Donc l'unité d'analyse est fausse. Vous avez screené une entreprise. L'exposition réside dans les personnes physiques derrière elle, et ces personnes n'ont jamais été incluses dans la requête.
La règle des 50% de l'OFAC et le piège de la propriété agrégée et indirecte
La règle des 50% de l'OFAC stipule que toute entité possédée à 50% ou plus, dans l'ensemble, par une ou plusieurs personnes bloquées est elle-même bloquée, qu'elle figure ou non sur la liste SDN. Deux mots font ici des dégâts. Aggregate signifie que vous additionnez les parts : deux SDN détenant 25% chacun produisent une entité bloquée, et aucune part seule ne déclenche un seuil qu'un examinateur junior signalerait. Indirect signifie que la propriété détenue par l'intermédiaire d'entités intermédiaires compte intégralement, donc une société holding au nom clean qui est elle-même détenue à plus de 50% par un SDN transmet son statut bloqué directement à tout ce qu'elle contrôle.

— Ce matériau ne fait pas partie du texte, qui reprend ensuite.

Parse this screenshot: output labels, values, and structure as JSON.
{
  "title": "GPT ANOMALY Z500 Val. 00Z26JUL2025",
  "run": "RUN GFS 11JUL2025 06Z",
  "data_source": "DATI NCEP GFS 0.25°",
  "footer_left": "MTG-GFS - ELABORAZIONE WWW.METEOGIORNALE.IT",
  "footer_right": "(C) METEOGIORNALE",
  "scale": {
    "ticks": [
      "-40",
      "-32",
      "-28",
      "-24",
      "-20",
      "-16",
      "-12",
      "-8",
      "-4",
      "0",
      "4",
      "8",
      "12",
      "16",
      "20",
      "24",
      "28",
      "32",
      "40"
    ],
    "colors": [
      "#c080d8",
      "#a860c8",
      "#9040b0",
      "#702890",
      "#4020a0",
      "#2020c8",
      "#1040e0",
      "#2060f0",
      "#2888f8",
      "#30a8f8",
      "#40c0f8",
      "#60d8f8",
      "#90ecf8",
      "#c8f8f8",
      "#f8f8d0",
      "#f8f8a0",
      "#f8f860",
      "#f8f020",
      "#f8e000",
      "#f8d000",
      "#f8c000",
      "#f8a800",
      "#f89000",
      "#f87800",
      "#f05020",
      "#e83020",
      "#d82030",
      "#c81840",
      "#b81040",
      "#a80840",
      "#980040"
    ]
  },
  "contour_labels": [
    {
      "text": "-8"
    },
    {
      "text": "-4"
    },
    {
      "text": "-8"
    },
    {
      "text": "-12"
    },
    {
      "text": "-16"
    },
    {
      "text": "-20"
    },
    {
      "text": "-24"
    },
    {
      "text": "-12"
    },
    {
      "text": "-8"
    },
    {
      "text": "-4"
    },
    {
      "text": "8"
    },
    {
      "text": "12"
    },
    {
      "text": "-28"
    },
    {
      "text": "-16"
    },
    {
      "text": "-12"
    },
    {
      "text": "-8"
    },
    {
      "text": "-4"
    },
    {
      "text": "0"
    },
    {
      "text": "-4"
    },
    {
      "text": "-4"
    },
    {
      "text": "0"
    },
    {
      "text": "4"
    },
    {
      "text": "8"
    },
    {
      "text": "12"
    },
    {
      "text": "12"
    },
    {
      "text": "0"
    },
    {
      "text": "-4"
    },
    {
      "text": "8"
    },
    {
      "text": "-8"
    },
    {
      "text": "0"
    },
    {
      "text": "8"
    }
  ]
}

L'OFAC a renforcé cela dans ses directives du 31 mars 2026 sur les transactions fictives et l'évasion aux sanctions, qui traitent la règle des 50% comme un socle de diligence plutôt qu'un plafond. La position du régulateur est que vous êtes censé remonter la structure, ne pas vous arrêter au premier nom clean. Imaginez deux individus désignés, chacun détenant des parts dans une intermédiaire chypriote, qui détient 51% de la société d'exploitation sur votre demande. Chaque nom sur votre extrait est clean. Le risque est bloqué, et vous l'avez écrit.
Couches de propriété, prête-noms et les parties que votre screenage de nom ne voit jamais
Les vraies structures sont construites pour battre exactement le contrôle que la plupart des assureurs font. La société d'exploitation est détenue par une société holding, elle-même détenue par une autre société holding dans une deuxième juridiction, avec un administrateur prête-nom de record et le beneficial owner n'apparaissant nulle part sur la demande. Aucune de ces parties intermédiaires ne figure sur votre extrait, donc aucune n'est dans votre requête de screening, donc les personnes physiques qui déclencheraient réellement la liste SDN sont invisibles pour le processus de bout en bout.
- L'assuré nommé apparaît comme clean car il s'agit d'une chaîne que l'outil peut faire correspondre et qui n'est pas listée.
- Les sociétés holding intermédiaires ne sont jamais contrôlées car personne n'a demandé qui possède l'assuré nommé.
- Les propriétaires personnes physiques, les seules parties sur lesquelles la règle des 50 % repose, n'ont jamais été collectés, donc ils n'ont jamais été interrogés.
Exiger des déclarations d'UBO et le contrôle de chaque propriétaire, pas seulement de la société écran
La solution n'est pas un meilleur algorithme de correspondance floue. C'est une différente entrée. Exiger une déclaration de propriété effective comme condition contraignante, jusqu'aux personnes physiques, avec les pourcentages à chaque niveau afin de pouvoir faire l'agrégation qu'OFAC exige réellement. Ensuite, contrôler chacune de ces personnes et chaque entité intermédiaire, pas seulement le nom sur le devis. Lorsque la propriété est opaque ou que la déclaration est refusée, cela constitue en soi un signal de souscription, et la réponse honnête est de décliner plutôt que d'enregistrer un contrôle de nom clean comme s'il s'agissait de diligence.
Une correspondance d'entité clean est dénuée de sens si vous n'avez jamais résolu la question des personnes qui la détiennent. InsureGuardAI construit le contrôle autour de la structure plutôt que de la chaîne : chaque espace de travail capture la chaîne de propriété, contrôle chaque propriétaire et entité intermédiaire contre la liste SDN, agrège les participations indirectes au seuil de 50 %, et conserve la réponse de correspondance brute comme preuve afin que le dossier réponde à la question de la propriété avant qu'un régulateur ne pense à la poser. Voir comment cela fonctionne.